Rollins is now offering three new degrees, with a fourth on the way, for students pursuing careers in the healthcare industry.
Holly Tanyhill ’14 ’17MHSA is proud to be making history at Rollins College. As one of 11 students enrolled in the master of health services administration program, she personifies a new era at the College.
“When I enrolled, I was so excited,” says Tanyhill, whose full-time job is coordinating the college’s senior-focused VOICE (Volunteers Organized in Community Engagement) outreach program. “After graduation, I want to continue helping large groups of people—like those in nursing homes or even small cities—transform how they approach health-related topics.”
Designed to promote healthcare issues and practices within the Central Florida community, Rollins Center for Health Innovation (CHI) focuses on the development of new undergraduate and graduate degrees, which are offered through the Department of Health Professions. It also sponsors free, innovative programs via workshops, lunch lectures, health fairs, and the highly popular Rollins Health Forum series, thanks in part to the generous support of the Winter Park Health Foundation and many others.
In 2015, the Center, which is housed in the Hamilton Holt School, developed three new programs that are currently being offered, with a fourth launching next year:
The undergraduate program started in January, and the master’s courses began in August.
“These new programs are part of the Holt School’s strategic plan to provide a strong liberal education complemented by health-oriented programming,” says Chet Evans, CHI’s executive director. “By providing students an undergraduate degree in healthcare management and offering multiple health-oriented graduate programs, we are giving adult students a compelling reason for pursuing their entire education at Rollins.”

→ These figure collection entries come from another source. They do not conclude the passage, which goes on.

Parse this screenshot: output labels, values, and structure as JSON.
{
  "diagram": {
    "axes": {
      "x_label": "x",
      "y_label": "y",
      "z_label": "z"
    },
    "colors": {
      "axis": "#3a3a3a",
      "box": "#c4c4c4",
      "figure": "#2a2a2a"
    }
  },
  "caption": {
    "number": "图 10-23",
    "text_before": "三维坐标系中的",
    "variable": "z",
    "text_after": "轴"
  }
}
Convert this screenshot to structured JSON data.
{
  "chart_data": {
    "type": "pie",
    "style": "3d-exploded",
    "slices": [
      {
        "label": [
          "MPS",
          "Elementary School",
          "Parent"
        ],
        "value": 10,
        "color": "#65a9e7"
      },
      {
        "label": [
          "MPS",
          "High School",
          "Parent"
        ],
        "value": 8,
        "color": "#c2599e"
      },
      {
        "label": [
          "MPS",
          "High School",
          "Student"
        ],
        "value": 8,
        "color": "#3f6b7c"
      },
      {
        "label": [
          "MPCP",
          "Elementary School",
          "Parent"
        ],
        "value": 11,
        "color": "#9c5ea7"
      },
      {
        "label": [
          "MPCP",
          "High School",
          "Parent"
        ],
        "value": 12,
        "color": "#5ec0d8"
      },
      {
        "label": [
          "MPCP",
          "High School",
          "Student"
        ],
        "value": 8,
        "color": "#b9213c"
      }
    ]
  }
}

Tanyhill’s class consists primarily of recent graduates and nontraditional students who have careers in the medical arena. There’s a hospice chaplain, a retired military serviceman with aspirations to work for veterans affairs, a physical therapist, a head nurse, and a hospital researcher. “And they’re all focused on helping others through healthcare,” Tanyhill says.

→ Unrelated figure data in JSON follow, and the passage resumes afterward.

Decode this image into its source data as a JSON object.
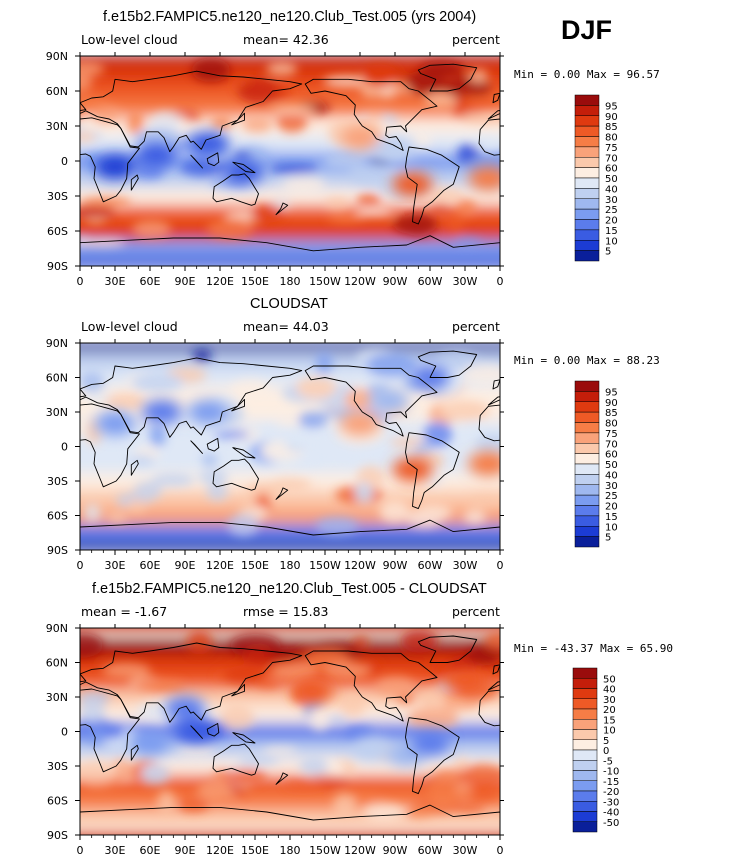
{
  "season": "DJF",
  "chart_data": [
    {
      "type": "heatmap",
      "title": "f.e15b2.FAMPIC5.ne120_ne120.Club_Test.005 (yrs 2004)",
      "left_label": "Low-level cloud",
      "center_label": "mean=  42.36",
      "right_label": "percent",
      "stats": "Min =   0.00 Max =  96.57",
      "xticks": [
        "0",
        "30E",
        "60E",
        "90E",
        "120E",
        "150E",
        "180",
        "150W",
        "120W",
        "90W",
        "60W",
        "30W",
        "0"
      ],
      "yticks": [
        "90N",
        "60N",
        "30N",
        "0",
        "30S",
        "60S",
        "90S"
      ],
      "xlim": [
        0,
        360
      ],
      "ylim": [
        -90,
        90
      ],
      "colorbar": {
        "labels": [
          "95",
          "90",
          "85",
          "80",
          "75",
          "70",
          "60",
          "50",
          "40",
          "30",
          "25",
          "20",
          "15",
          "10",
          "5"
        ],
        "colors": [
          "#9a0c0c",
          "#c41e0a",
          "#df3a10",
          "#ee5a26",
          "#f67d46",
          "#f9a27a",
          "#fbc9ac",
          "#fdeee2",
          "#dfe8f6",
          "#bfd0f0",
          "#9fb8ef",
          "#7b9cf0",
          "#5b7cec",
          "#3a5ce2",
          "#1c3cd4",
          "#0a1f9a"
        ]
      },
      "zonal_profile": [
        [
          "90S",
          5
        ],
        [
          "75S",
          20
        ],
        [
          "60S",
          85
        ],
        [
          "45S",
          80
        ],
        [
          "30S",
          55
        ],
        [
          "15S",
          30
        ],
        [
          "0",
          20
        ],
        [
          "15N",
          40
        ],
        [
          "30N",
          55
        ],
        [
          "45N",
          75
        ],
        [
          "60N",
          80
        ],
        [
          "75N",
          85
        ],
        [
          "90N",
          90
        ]
      ]
    },
    {
      "type": "heatmap",
      "title": "CLOUDSAT",
      "left_label": "Low-level cloud",
      "center_label": "mean=  44.03",
      "right_label": "percent",
      "stats": "Min =   0.00 Max =  88.23",
      "xticks": [
        "0",
        "30E",
        "60E",
        "90E",
        "120E",
        "150E",
        "180",
        "150W",
        "120W",
        "90W",
        "60W",
        "30W",
        "0"
      ],
      "yticks": [
        "90N",
        "60N",
        "30N",
        "0",
        "30S",
        "60S",
        "90S"
      ],
      "xlim": [
        0,
        360
      ],
      "ylim": [
        -90,
        90
      ],
      "colorbar": {
        "labels": [
          "95",
          "90",
          "85",
          "80",
          "75",
          "70",
          "60",
          "50",
          "40",
          "30",
          "25",
          "20",
          "15",
          "10",
          "5"
        ],
        "colors": [
          "#9a0c0c",
          "#c41e0a",
          "#df3a10",
          "#ee5a26",
          "#f67d46",
          "#f9a27a",
          "#fbc9ac",
          "#fdeee2",
          "#dfe8f6",
          "#bfd0f0",
          "#9fb8ef",
          "#7b9cf0",
          "#5b7cec",
          "#3a5ce2",
          "#1c3cd4",
          "#0a1f9a"
        ]
      },
      "zonal_profile": [
        [
          "90S",
          0
        ],
        [
          "75S",
          15
        ],
        [
          "60S",
          70
        ],
        [
          "45S",
          60
        ],
        [
          "30S",
          55
        ],
        [
          "15S",
          40
        ],
        [
          "0",
          45
        ],
        [
          "15N",
          40
        ],
        [
          "30N",
          50
        ],
        [
          "45N",
          55
        ],
        [
          "60N",
          45
        ],
        [
          "75N",
          30
        ],
        [
          "90N",
          0
        ]
      ]
    },
    {
      "type": "heatmap",
      "title": "f.e15b2.FAMPIC5.ne120_ne120.Club_Test.005 - CLOUDSAT",
      "left_label": "mean =  -1.67",
      "center_label": "rmse =  15.83",
      "right_label": "percent",
      "stats": "Min = -43.37 Max =  65.90",
      "xticks": [
        "0",
        "30E",
        "60E",
        "90E",
        "120E",
        "150E",
        "180",
        "150W",
        "120W",
        "90W",
        "60W",
        "30W",
        "0"
      ],
      "yticks": [
        "90N",
        "60N",
        "30N",
        "0",
        "30S",
        "60S",
        "90S"
      ],
      "xlim": [
        0,
        360
      ],
      "ylim": [
        -90,
        90
      ],
      "colorbar": {
        "labels": [
          "50",
          "40",
          "30",
          "20",
          "15",
          "10",
          "5",
          "0",
          "-5",
          "-10",
          "-15",
          "-20",
          "-30",
          "-40",
          "-50"
        ],
        "colors": [
          "#9a0c0c",
          "#c41e0a",
          "#df3a10",
          "#ee5a26",
          "#f67d46",
          "#f9a27a",
          "#fbc9ac",
          "#fdeee2",
          "#dfe8f6",
          "#bfd0f0",
          "#9fb8ef",
          "#7b9cf0",
          "#5b7cec",
          "#3a5ce2",
          "#1c3cd4",
          "#0a1f9a"
        ]
      },
      "zonal_profile": [
        [
          "90S",
          0
        ],
        [
          "75S",
          5
        ],
        [
          "60S",
          15
        ],
        [
          "45S",
          20
        ],
        [
          "30S",
          0
        ],
        [
          "15S",
          -10
        ],
        [
          "0",
          -25
        ],
        [
          "15N",
          0
        ],
        [
          "30N",
          5
        ],
        [
          "45N",
          20
        ],
        [
          "60N",
          35
        ],
        [
          "75N",
          55
        ],
        [
          "90N",
          0
        ]
      ]
    }
  ]
}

“A lot of our master’s students are physicians, nurses, and healthcare professionals who may be working in a hospital every day, then going to school on the weekend,” Evans adds. “We’re also serving everyone from C-suite executives to high-level administrators and people who run large group practices.”
Evans, a physician and board- certified podiatric surgeon whose background includes extensive work in medical education, also teaches an undergrad course titled The Healthcare System. Hired in May 2014, he spent several months developing programs, getting external accreditation, and attracting potential students—the latter of which wasn’t extremely difficult.

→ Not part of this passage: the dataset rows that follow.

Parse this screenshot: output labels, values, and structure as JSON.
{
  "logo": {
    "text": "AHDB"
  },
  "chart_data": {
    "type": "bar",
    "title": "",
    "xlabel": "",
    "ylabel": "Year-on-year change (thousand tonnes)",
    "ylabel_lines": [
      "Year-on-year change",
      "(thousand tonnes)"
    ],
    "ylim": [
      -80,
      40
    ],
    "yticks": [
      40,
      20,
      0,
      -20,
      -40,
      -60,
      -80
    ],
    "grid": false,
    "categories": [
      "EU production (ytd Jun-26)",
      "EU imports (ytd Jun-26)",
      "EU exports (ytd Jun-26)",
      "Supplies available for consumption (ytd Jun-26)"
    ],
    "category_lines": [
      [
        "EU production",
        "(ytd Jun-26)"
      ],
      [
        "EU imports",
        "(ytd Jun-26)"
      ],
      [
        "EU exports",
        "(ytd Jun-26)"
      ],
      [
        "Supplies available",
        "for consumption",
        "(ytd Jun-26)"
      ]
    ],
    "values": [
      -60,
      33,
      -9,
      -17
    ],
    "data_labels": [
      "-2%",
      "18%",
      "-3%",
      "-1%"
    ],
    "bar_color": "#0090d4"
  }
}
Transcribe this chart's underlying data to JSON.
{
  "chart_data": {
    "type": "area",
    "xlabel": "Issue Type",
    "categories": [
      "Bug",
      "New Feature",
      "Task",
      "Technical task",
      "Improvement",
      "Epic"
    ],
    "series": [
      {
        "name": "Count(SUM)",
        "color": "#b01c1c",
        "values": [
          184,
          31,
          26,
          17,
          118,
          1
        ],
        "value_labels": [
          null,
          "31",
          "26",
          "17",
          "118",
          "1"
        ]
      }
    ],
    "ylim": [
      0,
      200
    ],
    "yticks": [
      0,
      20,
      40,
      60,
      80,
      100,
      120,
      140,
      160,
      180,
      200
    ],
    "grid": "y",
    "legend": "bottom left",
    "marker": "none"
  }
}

“I’ve never seen such receptivity toward health management courses,” Evans says, noting that 22 students are pursuing the undergraduate major. “The interest was just mind-boggling, and the ability to put it all together in the Center for Health Innovation was a great opportunity. The students, alumni, community partners, and our Winter Park neighbors were all really excited to see this. And it’s already proving to be a great resource for the entire region.”
148,013 The number of people age 65 and older in Orange County by 2040—nearly twice the size of the current senior population
30,000 Number of medical professionals and administrators expected to be working in Lake Nona Medical City by 2030
200 Rollins students, faculty, staff, and area residents who attended CHI’s inaugural Health Forum Series event last fall
22 Students majoring in healthcare management
22 Students enrolled in the two new master’s-level health programs
3 Community partners offering internships required for the programs: Florida Hospital, Orlando Health, and Nemours
In September 2014, CHI launched a quarterly Health Forum Series that brings distinguished members of the healthcare community to campus for interactive speeches and panel presentations. All events are free and open to the public.
Speakers have included: Sheri Fink, a physician and Pulitzer Prize-winning author who investigated patient deaths at a New Orleans hospital ravaged by Hurricane Katrina; Adewale Troutman, immediate past president of the American Public Health Association; and scientist Bill Gallo ’84, an Ebola expert with the Centers for Disease Control and Prevention.
Panel discussions have touched on Diabetes and Obesity: America’s Epidemic, Living a Brain-Healthy Lifestyle, Heart Healthy Across the Ages, and Transforming Health Through Technology.